After that breakdown I was encouraged to do what I had to do to feel better and to love my life. I found a great therapist and we worked with my doctor to get me on a low dose of an antidepressant. I worked hard to move forward. I started living my life again. I was afraid of ever going back to that place where it was so lonely and dark and I couldn't remember all the amazing things in my life. I lived in that place totally alone, unreachable by anyone on the outside. So, I put a constant reminder in a place I see all the time to remind me.
I catch little glimpses of the heart when I'm washing my face to get ready for my day, when I'm sitting at my desk at work typing away to get my to-do list done, and when I start picking at my nail polish as a little anxiety relieving thing I do. The little glimpses keep my mind on track. I love that it was my first tattoo. I've been told it's a "wimpy" first tattoo by people who don't know the huge significance in the little shape. Sure my first tattoo took all of two minutes to get, but it was a huge step in getting my mental health on track.
It's appropriate that one of my best friends and biggest cheerleaders went with me to get the tattoo. She sat with my through the appointment just as she had sat with me through many difficult days, quietly and patiently. She is an unwavering strength when I needed it. She is someone who authentically loves and cares about me and she supported me in getting a reminder that she's always there even when I drift off to the dark place where it's hard for her to reach me. She swears she'll never stop looking for me if I end up there again. The tattoo on my wrist is more than just a simple outline of a heart. For me it is a lifeline.

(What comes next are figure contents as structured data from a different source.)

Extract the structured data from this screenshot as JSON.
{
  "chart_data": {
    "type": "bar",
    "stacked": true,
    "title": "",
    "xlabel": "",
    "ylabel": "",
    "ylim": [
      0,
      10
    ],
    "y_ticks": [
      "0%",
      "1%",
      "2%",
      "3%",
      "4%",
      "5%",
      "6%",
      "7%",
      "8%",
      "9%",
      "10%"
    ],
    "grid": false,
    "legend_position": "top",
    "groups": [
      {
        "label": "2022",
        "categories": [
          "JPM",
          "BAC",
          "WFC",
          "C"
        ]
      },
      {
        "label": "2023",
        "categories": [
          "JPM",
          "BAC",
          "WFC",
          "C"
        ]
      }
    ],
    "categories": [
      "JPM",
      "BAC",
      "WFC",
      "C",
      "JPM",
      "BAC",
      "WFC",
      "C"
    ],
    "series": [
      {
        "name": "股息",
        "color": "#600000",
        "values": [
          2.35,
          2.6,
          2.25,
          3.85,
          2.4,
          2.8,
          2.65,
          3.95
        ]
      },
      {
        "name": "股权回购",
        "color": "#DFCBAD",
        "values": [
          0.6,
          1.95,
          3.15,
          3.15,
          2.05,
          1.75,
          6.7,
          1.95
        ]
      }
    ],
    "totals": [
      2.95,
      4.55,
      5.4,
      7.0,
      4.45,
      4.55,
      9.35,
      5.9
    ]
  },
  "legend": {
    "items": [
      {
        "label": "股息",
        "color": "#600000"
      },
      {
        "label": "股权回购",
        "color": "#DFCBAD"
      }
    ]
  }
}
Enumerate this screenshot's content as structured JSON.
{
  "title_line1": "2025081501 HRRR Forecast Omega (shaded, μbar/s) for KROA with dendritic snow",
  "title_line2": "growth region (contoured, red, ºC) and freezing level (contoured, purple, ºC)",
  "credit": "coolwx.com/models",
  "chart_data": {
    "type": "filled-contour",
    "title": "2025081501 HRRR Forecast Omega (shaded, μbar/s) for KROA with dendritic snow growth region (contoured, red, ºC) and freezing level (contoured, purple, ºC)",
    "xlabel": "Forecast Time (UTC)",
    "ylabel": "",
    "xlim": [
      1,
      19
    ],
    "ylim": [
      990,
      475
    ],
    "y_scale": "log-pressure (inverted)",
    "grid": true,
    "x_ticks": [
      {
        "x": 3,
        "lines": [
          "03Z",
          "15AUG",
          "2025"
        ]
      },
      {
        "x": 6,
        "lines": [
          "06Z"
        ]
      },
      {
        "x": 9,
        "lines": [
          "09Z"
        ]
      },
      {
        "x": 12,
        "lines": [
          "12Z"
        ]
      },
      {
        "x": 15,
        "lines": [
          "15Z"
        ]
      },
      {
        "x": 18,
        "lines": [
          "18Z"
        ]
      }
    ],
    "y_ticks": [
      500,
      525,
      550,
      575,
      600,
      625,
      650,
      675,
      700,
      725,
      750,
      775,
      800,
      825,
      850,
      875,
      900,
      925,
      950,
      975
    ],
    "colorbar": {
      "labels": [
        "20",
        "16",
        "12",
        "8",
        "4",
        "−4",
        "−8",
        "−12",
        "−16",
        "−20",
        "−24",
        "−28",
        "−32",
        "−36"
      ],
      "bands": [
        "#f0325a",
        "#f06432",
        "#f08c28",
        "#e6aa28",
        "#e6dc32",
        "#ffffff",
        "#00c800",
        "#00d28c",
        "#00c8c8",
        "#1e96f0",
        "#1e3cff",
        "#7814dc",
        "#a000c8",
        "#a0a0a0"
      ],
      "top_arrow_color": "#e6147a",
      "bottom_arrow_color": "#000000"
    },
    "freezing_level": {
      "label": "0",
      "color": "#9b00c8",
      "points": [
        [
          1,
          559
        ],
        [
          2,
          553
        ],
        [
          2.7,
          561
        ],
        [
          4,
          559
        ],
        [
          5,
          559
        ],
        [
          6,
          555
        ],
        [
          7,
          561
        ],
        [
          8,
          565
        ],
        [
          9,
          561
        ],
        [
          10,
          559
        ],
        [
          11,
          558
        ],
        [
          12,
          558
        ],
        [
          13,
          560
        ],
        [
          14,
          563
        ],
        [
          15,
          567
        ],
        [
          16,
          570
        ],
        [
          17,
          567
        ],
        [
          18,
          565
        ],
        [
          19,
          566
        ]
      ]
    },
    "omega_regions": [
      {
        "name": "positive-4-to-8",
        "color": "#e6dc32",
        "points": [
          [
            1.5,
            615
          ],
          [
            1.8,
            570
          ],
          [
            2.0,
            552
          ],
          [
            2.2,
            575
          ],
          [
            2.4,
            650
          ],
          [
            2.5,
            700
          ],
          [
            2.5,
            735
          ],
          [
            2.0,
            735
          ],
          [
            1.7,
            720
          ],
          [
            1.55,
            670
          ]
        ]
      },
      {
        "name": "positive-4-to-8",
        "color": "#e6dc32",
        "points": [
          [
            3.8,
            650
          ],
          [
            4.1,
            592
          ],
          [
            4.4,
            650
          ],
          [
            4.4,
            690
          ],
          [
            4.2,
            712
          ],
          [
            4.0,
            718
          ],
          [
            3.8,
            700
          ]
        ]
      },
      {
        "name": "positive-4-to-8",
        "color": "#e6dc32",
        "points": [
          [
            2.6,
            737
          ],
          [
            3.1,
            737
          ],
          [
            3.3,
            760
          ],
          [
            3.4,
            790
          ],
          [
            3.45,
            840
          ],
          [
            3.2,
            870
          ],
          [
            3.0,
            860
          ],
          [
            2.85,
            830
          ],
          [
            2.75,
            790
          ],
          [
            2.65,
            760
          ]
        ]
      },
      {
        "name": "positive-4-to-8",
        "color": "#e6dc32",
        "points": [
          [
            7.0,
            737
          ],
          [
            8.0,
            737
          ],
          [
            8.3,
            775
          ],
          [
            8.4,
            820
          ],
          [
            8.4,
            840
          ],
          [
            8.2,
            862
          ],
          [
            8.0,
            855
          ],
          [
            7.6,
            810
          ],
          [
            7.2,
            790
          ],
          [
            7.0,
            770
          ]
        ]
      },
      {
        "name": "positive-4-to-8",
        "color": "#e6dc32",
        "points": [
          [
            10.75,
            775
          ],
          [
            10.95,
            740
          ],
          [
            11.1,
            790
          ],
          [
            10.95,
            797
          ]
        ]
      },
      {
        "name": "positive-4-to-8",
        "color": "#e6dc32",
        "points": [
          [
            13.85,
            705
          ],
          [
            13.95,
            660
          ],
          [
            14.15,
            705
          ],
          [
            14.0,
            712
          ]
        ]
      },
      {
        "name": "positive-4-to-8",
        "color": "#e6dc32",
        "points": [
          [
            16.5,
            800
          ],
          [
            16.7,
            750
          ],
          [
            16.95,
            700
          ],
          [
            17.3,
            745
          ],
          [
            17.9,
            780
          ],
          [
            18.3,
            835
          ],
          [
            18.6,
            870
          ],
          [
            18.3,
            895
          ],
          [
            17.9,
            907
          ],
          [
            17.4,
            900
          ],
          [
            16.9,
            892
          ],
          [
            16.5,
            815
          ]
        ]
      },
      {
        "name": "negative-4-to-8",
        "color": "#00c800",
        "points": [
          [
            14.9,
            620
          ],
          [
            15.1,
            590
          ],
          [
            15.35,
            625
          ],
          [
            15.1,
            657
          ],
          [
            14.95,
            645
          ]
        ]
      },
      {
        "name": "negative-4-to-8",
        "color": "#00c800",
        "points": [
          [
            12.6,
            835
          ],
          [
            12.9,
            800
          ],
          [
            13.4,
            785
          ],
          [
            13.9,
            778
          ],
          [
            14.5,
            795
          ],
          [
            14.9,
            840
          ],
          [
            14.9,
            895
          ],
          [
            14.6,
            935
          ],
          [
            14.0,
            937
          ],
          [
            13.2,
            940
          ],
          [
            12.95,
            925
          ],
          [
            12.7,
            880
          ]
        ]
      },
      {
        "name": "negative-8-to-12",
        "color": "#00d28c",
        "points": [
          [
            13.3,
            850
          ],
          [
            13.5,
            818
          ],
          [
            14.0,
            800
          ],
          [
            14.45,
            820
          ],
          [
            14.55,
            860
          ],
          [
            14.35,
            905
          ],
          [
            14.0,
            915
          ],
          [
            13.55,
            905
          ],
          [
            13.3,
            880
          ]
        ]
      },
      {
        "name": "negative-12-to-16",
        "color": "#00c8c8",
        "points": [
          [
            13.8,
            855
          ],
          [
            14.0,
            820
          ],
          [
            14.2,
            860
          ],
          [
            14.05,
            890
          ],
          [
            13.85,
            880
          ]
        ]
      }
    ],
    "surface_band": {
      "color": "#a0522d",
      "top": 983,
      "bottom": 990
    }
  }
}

The depressed thoughts that take over my mind aren't something that can't be cured by a little tattoo. It helps, but I need to stay aware of my feelings, communicate with my support system, work with my therapist and take my antidepressant. Maybe one day I can be off medication but, that day is not today and I'm in no rush. Being a real person who can feel and think clearly is far too enjoyable to put that in jeopardy.
One thing I'll never be able to quit in my recovery is surrounding myself in positive people. Sometimes I just need a hug, a listening ear or a few deep breaths. The heart on my wrist is my cue to send that text or make that call to seek that out. I'm not a burden, even though my depression tells me lies that I am, and I am well worth the five minutes I need to be alright and keep moving. The love of the people around me is stronger than dysthymia.